Later, at the first change of horses, Fitz had leaned across and said, quietly enough that the ladies could not hear. “I have recruited Mrs. Morgan.”

Darcy had stared at him.

“As an intelligence resource. Eyes and ears in Ramsgate. She is a military widow with local connexions, the observational instincts of my best officers, and revenge in her heart. I asked her to keep watch.” He paused.

“She agreed before I finished asking, told me she had been waiting for someone with sense to ask her.”

“She rather terrifies me,” Darcy admitted.

Fitz chuckled. “Not only you.”

And now Mrs. Morgan was behind them in Ramsgate and ahead of them was London, but despite himself, Darcy’s thoughts returned to the last night at the cottage, the firelight, Elizabeth falling to sleep, her soft breaths, the weight of her in his arms when he had carried her upstairs, remembering to duck his head at the top because she had hung one of her shawls on the beam, which looked ridiculous but had been quite effective.

He shut his eyes as he recalled the smell of jasmine in her hair. How small she had felt, and how still, and how he had stood in the dark of her chamber for a moment too long before he set her down, not ready to relinquish her.

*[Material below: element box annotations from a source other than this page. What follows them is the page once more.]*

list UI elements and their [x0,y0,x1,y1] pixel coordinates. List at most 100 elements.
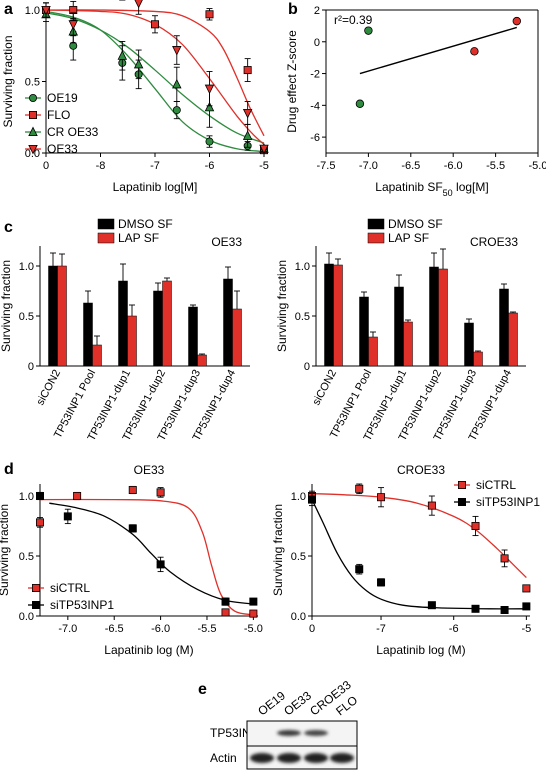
chart-title: OE33 [211,235,242,249]
x-tick-label: -7.0 [58,623,77,635]
x-axis-label: Lapatinib log[M] [113,180,198,194]
blot-band [330,753,354,763]
legend-swatch [97,218,115,230]
data-point [221,597,230,606]
blot-band [304,730,328,736]
bar [92,344,102,367]
bar [438,268,448,367]
bar [508,312,518,367]
data-point [249,597,258,606]
x-axis-label: Lapatinib log (M) [104,643,193,657]
data-point [134,0,143,9]
x-tick-label: -5.5 [486,160,505,172]
x-tick-label: -6.5 [105,623,124,635]
y-axis-label: Surviving fraction [271,504,285,596]
data-point [133,58,144,69]
data-point [355,484,364,493]
data-point [128,485,137,494]
fit-curve [45,9,265,137]
y-tick-label: 0.5 [25,77,40,89]
legend-marker [28,126,38,137]
y-tick-label: 0.0 [25,148,40,160]
data-point [242,108,253,119]
x-tick-label: 0 [43,160,49,172]
data-point [117,50,128,60]
bar [394,286,404,367]
category-label: siCON2 [34,368,63,408]
x-axis-label: Lapatinib log (M) [376,643,465,657]
bar [429,266,439,367]
data-point [221,608,230,617]
panel-letter-c: c [4,219,13,236]
legend-marker [457,497,466,506]
panel-letter-d: d [4,461,14,478]
y-tick-label: 0.5 [291,551,306,563]
bar [153,290,163,367]
data-point [243,66,252,75]
data-point [150,20,159,29]
x-tick-label: 0 [309,623,315,635]
data-point [172,78,182,89]
data-point [36,491,45,500]
x-axis-label: Lapatinib SF50 log[M] [375,180,488,198]
legend-swatch [367,218,385,230]
bar [188,306,198,367]
legend-marker [28,144,38,155]
bar [403,321,413,367]
legend-marker [28,111,37,120]
chart-d-croe33-curve: 0 -7 -6 -5 0.0 0.5 1.0 Lapatinib log (M) Survivi… [271,463,540,657]
bar [499,288,509,367]
bar [473,351,483,367]
data-point [205,10,214,19]
x-tick-label: -5.0 [529,160,546,172]
y-tick-label: 0.0 [19,611,34,623]
data-point [500,554,509,563]
data-point [471,604,480,613]
data-point [63,512,72,521]
panel-letter-a: a [4,1,13,18]
legend-label: DMSO SF [118,217,173,231]
scatter-point [470,47,479,56]
bar [368,336,378,367]
fit-curve [39,498,254,616]
x-tick-label: -5.0 [244,623,263,635]
data-point [259,144,269,155]
chart-d-oe33-curve: -7.0 -6.5 -6.0 -5.5 -5.0 0.0 0.5 1.0 Lapatinib l… [0,463,263,657]
data-point [172,46,182,56]
legend-label: LAP SF [388,231,429,245]
panel-letter-e: e [198,681,207,698]
scatter-point [355,99,365,108]
bar [197,354,207,367]
fit-curve [49,502,254,605]
scatter-point [364,26,373,35]
data-point [41,6,51,16]
bar [324,263,334,367]
fit-curve [45,10,265,153]
fit-curve [45,12,265,144]
chart-title: CROE33 [397,463,445,477]
x-tick-label: -6 [205,160,215,172]
data-point [307,495,316,504]
bar [359,296,369,367]
data-point [204,101,215,112]
bar [118,280,128,367]
bar [223,278,233,367]
legend-label: DMSO SF [388,217,443,231]
legend-label: OE33 [47,142,78,156]
bar [48,265,58,367]
y-tick-label: 0 [314,37,320,49]
x-tick-label: -6.5 [401,160,420,172]
data-point [156,560,165,569]
legend-label: CR OE33 [47,125,99,139]
blot-row-label: Actin [210,751,237,765]
legend-label: LAP SF [118,231,159,245]
blot-band [277,730,301,736]
y-tick-label: 0.5 [19,551,34,563]
data-point [73,491,82,500]
legend-label: siTP53INP1 [50,598,114,612]
data-point [242,130,253,140]
data-point [522,602,531,611]
data-point [205,137,214,146]
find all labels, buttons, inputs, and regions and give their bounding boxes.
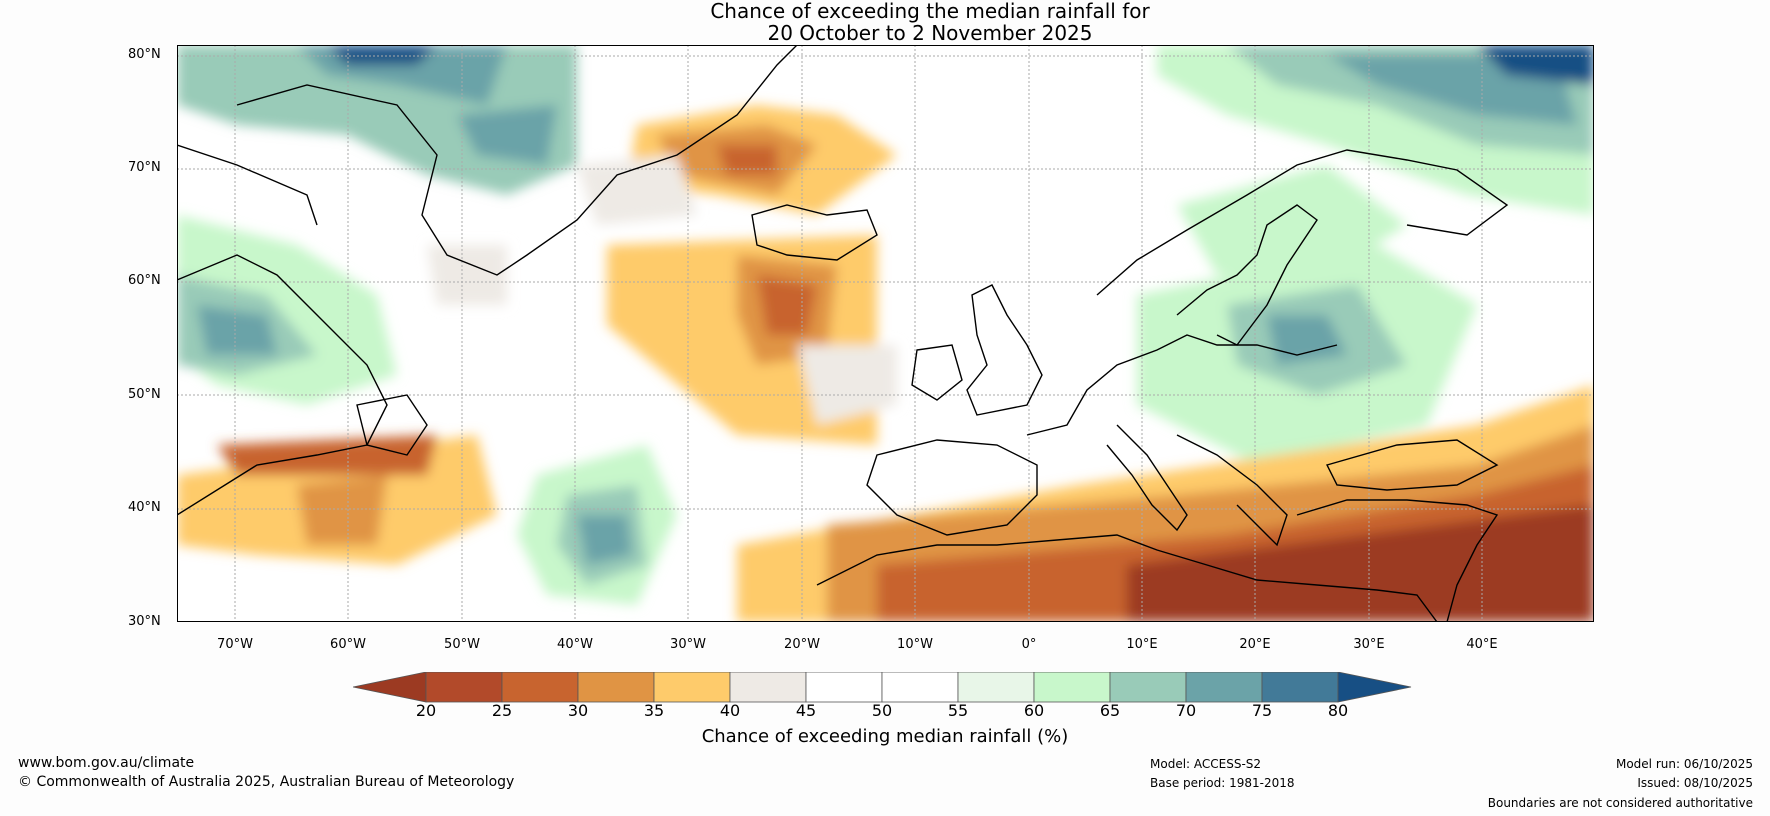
coastline-labrador [177, 254, 388, 516]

He had not told her any of it. She had woken in her own bed and said nothing about it, except that over breakfast she had looked at him with an expression he could not quite read, curious, careful, and he hoped, not displeased.

Knowing they would never move, the Darcys had added to Bereford House over the years as Mayfair grew up around them.

It was a familiar sight to Darcy, but as they grew near, he attempted to see his home as Elizabeth might.

The house did not share walls with those around it.

Its five storeys were wide and deep. The front door was painted black, the brass was polished, and the steps were swept.

A good house, one she could be proud of.

Tracy was there to greet them.

“Mr. Darcy, sir!” Tracy’s voice carried across the pavement, his words spoken at the volume of a man who could not hear himself and therefore assumed no one else could either.

“Welcome home, sir! And may I say on behalf of the entire household, sir, that we are most gratified to welcome you and Mrs. Darcy . . .” He spoke with the gravity of a man christening a ship.

“To Bereford House, where we stand ready to serve in whatever capacity is required. I trust that the journey was not excessively fatiguing.”

Darcy waited until Tracy looked at him so the man could see him speak. “Thank you, Tracy,” Darcy said. “The journey was very pleasant.”

“Very good, sir,” Tracy said, still rather loud.

Beside him, Elizabeth had gone still. She glanced up at Darcy. He looked back at her. And his heart eased, because she was not staring at the house with either concern or calculation. She was very studiously not laughing at this exchange with his butler, and he wanted to kiss her for it.

He did not, obviously. But he wished to.

Tracy and Mrs. Aldworth had the staff assembled in the entrance hall.